Earlier this month, Trump went public with his desire for absolute power when
he took questions from conservative Fox News commentator Sean Hannity at a town
hall in Iowa.
“Under no
circumstances, you are promising America tonight, you would never abuse power
as retribution against anybody?” Hannity asked. “Except for day one,” the
former president responded.
We have Biden because of Trump, and we have Trump
because of Biden. I don’t want either of them to run
Chris Christie supporter Bob Capparell
“I love
this guy,” Trump continued, referring to Hannity. “He says, ‘You’re not going
to be a dictator, are you?’ I said: ‘No, no, no, other than day one. We’re
closing the border and we’re drilling, drilling, drilling. After that, I’m not
a dictator.’”
Days later,
in a speech at the New York Young Republican Club’s annual gala, Trump doubled
down. “I said I want to be a dictator for one day. You know why I wanted to be
a dictator? Because I want a wall, and I want to drill, drill, drill,” he told
the sympathetic crowd.
The former
president’s foes pounced on the remarks to press their case that he is too
dangerous to hold office again. “The greatest threat Trump poses is to our
democracy, because if we lose that, we lose everything,” Biden said at a
campaign reception in Los Angeles.
It will be
voters in places such as Pennsylvania whose judgment of Trump’s remarks will
matter most.

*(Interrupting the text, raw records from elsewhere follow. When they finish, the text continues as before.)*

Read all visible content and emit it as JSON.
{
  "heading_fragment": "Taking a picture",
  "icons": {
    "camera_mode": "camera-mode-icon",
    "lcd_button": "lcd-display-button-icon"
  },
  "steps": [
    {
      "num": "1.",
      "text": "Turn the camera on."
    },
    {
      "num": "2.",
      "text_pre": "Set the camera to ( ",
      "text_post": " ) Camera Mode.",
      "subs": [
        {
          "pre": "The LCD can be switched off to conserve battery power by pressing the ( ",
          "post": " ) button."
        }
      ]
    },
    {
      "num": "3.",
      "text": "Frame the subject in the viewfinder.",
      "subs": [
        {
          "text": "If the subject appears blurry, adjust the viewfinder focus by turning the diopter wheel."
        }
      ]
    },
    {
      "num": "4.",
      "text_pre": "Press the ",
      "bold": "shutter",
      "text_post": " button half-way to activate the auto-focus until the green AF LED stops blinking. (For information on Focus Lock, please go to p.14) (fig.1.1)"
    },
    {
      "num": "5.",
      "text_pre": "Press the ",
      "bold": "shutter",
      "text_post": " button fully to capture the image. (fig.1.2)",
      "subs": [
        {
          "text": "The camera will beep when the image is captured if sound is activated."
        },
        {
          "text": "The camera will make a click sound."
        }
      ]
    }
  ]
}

One of a handful of swing states expected to determine the outcome
of next year’s presidential contest, Trump won the Keystone state in 2016, and
lost it four years later to Biden. His arrival on the political scene left a
lasting imprint in Luzerne county, which once leaned Democratic but broke
decisively for Trump in his first presidential election, and where the GOP has
generally done well ever since.
Several
voters in the county said they remain unnerved by Trump, but the former
president’s fans portrayed the concerns about his desire for dictatorship as
overblown.
“That’s all
bull,” said retiree Joe Belletiere, 74, of the ex-president’s remarks. “They
took that out of context.”
A former
Democrat who switched parties when Trump first ran in 2016, Belletiere now
describes himself as a “staunch Republican”. Sipping coffee in a McDonald’s
where he meets up with his friends every morning in Hazleton, a medium-sized
city neighboring the smaller, more conservative West Hazleton, Belletiere said
Trump is just showing his resolve to achieve longstanding campaign promises,
like building a wall along the border with Mexico, and increasing the country’s
already record oil production.
“He’s going
to dictate taking the wall down and opening up the oil,” he said.
Sitting
nearby, 77-year-old Richard Yanac said he once again planned to vote for Trump,
expecting him to bring down prices that had risen throughout Biden’s presidency
due to a long list of factors, including the economy’s broader recovery from
the disaster brought about by Covid-19.
“I don’t
think he’d be a dictator,” Yanac said. “I’m a Trump person, and I hope that
when he gets in, he shuts down the border, he starts drilling and he gets the
prices down.”
Polls have
recently shown a tight race between Trump and Biden, with several finding the
sitting president lagging among voters in Pennsylvania. They have also shown
that voters are sour on both men, and that feeling was very much alive among
the retirees who hold court at the Hazleton McDonald’s.
“We have
Biden because of Trump, and we have Trump because of Biden. I don’t want either
of them to run,” said Bob Capparell, 74. A lifelong conservative, he’s
supporting ex-New Jersey governor and Trump foe Chris Christie, or perhaps
Nikki Haley, who served as the former president’s UN ambassador.
Asked
whether he thought Trump could become a dictator, Capparell replied: “He would
be, absolutely. You’d never get him out of office, never.”
While
Trump’s triumph in Luzerne county and Pennsylvania as a whole in 2016 was one
of the many shocks he gave Democrats that year, there’s evidence his staying
power has waned. The county supported him again in 2020, but by a percentage
point less, and Democratic candidates won four seats on the county council in
last month’s elections.
Bob
Buchman, 72, voted for Trump in 2016 because he “believed his baloney”, but
backed Biden four years later. Faced with the same choice again, he’ll vote for
Biden, if he must.
“I’d take
10 Joe Bidens before I’d take one Donald Trump. He just lies and lies and
lies,” he said. “I’m afraid if he gets in now, he’ll just have four years of
getting even.”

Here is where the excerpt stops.